U.S. Rep. Donna Edwards
U.S. Rep. Donna Edwards (D-Md., running in 2016 for a U.S. Senate seat being vacated by U.S. Sen. Barbara Mikulski (D-Md.), was the primary speaker for the, “Democratic Gain: Black Lives Matter” program. The event was held Dec. 3 at the headquarters of the National Education Association and was sponsored by Democratic Gain, a millennial-based organization that deals with recruitment of young activists into the professional political arena.
Edwards said criticism of the Black Lives Matter (BLM) movement, calling it ineffective because it doesn’t have an explicit political party agenda is not right. “I don’t buy that at all,” the representative said. “Many movements were started by young people and started in the streets and then dialogue on social change started.”
Edwards is locked into a tight race for the Democratic nomination with Rep. Chris Van Hollen (D-Md.) for the April 26 primary. Millennials, Americans that are 18-34 years old, are expected to play a key role in the 2016 election, across all races, including the presidency and both houses of Congress.
The voting strength of millennials has made a difference in recent elections. In 2012, the millennial turnout was 45 percent and much of that vote went to President Obama and Democratic candidates, according to statistics from the Center for Information & Research on Civic Learning and Engagement.
However, in 2014, roughly only 20 percent of millennials voted in the November general election that produced stronger Republican majorities in the U.S. Congress and in some gubernatorial contests in Maryland and Illinois, normally Democratic strongholds. The Baltimore and Washington, D.C. suburbs have large populations of millennials and Edwards and Van Hollen are campaigning for those votes.
Edwards said that BLM’s job is to drive policy makers to make the change that they want. She encouraged the young people not to become cynical about the political process. “If you listen to the Washington political establishment, they will tell you that the work of BLM can’t be done,” she said. “Despite that talk, you must be fearless as you carry on your work especially when you are dealing with law enforcement.”
Edwards talked briefly about her 27-year-old son, Jared Edwards, and the fears that she has when he is driving. She told him that when pulled over by a police officer to keep his hands on the steering wheel, don’t reach into the glove compartment for driving documents until the officer tells you to do so and be respectful.

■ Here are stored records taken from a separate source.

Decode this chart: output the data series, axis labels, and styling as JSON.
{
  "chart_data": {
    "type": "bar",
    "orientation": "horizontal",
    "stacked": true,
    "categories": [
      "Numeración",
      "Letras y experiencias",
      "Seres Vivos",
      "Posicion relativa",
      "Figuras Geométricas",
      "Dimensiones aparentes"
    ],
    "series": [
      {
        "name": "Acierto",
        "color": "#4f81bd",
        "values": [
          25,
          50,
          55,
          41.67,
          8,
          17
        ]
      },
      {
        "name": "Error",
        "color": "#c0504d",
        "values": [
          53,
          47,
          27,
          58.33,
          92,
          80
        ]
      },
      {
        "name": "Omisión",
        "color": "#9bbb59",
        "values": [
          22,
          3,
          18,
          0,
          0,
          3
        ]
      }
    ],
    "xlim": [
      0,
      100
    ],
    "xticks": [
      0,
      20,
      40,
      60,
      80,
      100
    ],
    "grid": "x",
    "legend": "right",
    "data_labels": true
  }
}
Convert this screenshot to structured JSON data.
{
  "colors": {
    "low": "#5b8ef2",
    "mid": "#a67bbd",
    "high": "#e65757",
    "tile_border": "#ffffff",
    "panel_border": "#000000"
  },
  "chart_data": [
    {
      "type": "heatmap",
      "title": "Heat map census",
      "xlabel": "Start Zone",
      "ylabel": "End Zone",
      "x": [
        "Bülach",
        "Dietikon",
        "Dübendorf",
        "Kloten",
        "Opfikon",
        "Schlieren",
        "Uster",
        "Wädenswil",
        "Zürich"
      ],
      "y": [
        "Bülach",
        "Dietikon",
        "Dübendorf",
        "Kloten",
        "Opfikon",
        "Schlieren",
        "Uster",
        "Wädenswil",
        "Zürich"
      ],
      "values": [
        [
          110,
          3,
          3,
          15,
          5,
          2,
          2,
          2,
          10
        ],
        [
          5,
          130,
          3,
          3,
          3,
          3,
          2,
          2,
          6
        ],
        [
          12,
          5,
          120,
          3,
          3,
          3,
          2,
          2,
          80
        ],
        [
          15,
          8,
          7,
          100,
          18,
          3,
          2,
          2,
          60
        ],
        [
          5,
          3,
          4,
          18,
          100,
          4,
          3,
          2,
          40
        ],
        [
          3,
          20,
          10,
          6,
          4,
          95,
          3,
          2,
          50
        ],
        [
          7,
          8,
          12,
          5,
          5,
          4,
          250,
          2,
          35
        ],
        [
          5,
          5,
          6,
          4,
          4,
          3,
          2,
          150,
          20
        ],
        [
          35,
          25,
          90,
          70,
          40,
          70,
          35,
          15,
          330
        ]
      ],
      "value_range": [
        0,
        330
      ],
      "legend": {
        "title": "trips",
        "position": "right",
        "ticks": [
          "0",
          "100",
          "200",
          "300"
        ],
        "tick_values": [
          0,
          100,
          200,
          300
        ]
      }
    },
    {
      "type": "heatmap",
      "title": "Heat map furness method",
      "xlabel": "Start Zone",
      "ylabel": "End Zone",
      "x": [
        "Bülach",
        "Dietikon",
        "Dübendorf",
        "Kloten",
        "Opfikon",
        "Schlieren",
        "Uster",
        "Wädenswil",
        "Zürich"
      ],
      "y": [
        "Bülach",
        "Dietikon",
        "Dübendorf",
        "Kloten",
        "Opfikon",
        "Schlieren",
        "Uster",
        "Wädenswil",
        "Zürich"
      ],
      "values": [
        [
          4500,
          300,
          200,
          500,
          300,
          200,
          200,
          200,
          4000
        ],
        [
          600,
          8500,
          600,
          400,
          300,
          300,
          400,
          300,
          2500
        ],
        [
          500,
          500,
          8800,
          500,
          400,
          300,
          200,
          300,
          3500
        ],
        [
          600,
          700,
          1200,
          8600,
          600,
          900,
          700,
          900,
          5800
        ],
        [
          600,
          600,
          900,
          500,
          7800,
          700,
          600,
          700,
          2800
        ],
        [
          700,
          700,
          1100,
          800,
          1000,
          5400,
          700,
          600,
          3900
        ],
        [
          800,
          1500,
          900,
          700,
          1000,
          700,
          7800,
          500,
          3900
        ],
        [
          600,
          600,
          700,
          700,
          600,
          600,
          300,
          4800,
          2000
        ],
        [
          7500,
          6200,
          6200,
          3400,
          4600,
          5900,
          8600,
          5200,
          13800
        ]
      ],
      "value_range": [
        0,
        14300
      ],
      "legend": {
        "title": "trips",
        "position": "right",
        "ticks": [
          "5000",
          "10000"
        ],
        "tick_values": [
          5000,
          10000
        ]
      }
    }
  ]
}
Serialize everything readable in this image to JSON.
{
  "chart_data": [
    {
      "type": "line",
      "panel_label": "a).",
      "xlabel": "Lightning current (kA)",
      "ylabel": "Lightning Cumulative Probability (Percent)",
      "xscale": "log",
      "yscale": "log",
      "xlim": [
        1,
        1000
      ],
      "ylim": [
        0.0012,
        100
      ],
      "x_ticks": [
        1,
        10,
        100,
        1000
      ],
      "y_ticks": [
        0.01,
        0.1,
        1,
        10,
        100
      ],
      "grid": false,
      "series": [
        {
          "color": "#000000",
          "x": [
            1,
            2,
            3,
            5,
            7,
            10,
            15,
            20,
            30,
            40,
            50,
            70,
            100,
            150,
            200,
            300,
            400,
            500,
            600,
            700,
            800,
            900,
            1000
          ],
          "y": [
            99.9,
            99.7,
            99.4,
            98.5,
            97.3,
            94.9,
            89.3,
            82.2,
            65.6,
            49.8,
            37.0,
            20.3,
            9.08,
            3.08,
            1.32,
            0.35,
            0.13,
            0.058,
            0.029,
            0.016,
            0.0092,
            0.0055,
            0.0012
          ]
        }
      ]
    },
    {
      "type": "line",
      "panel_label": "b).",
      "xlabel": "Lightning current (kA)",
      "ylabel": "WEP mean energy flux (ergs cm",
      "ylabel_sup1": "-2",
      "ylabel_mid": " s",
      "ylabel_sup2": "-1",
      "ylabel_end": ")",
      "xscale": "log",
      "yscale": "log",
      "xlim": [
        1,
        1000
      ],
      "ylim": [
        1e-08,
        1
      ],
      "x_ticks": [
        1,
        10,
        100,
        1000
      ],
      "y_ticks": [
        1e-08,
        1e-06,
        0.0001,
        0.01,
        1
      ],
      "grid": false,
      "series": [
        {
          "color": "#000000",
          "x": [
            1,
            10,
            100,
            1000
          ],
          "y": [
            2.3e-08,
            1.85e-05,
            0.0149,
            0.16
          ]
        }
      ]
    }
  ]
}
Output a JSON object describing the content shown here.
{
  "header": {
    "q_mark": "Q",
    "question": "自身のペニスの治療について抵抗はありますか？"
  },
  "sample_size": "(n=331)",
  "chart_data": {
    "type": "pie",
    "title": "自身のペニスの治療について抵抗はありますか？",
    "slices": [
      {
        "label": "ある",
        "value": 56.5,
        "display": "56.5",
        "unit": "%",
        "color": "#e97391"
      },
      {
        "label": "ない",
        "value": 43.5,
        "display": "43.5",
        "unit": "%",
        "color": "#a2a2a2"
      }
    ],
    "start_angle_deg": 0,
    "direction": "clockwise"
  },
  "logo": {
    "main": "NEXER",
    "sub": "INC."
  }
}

Nevertheless, she said, “law enforcement has to be respectful in our community” too.
Edwards said that BLM has elevated the country’s conversation on race and racism. “That’s good because even the presidential candidates are paying attention to those types of issues because of BLM,” she said.
Edwards has long been an opponent of easy access to guns and earlier this year took the NRA to task for its reluctance to embrace universal background checks for firearm purchases. “We need to challenge the NRA to get guns off of our streets,” she said. “Baltimore has lost more than 300 lives to gun violence.”
She made an indirect reference to the San Bernardino, Calif., killings by saying that in the Black community “they don’t die 14 at a time they die one at a time.”
Kouri Marshall, the executive director of Democratic Gain, said that the representative’s speech made a lot of sense. “Those of us in this room have done the right things, gone to high school, gone to college, and got a degree,” Marshall said. “But it doesn’t matter how educated and committed we are, we are still subject to police brutality and that is why we proudly proclaim that Black lives matter.”
In other news, Edwards recently picked up the endorsement of three members of the Congressional Black Caucus. U.S. Reps. Hank Johnson (D-Ga.), Robin Kelly (D-Ill.) and Lacy Clay (D-Mo.) support her Senate bid. “I am thrilled to receive the endorsement of these three leaders and members of the Congressional Black Caucus,” Edwards said. “These members embody the fighting spirit of my campaign and I look forward to continuing our work together.”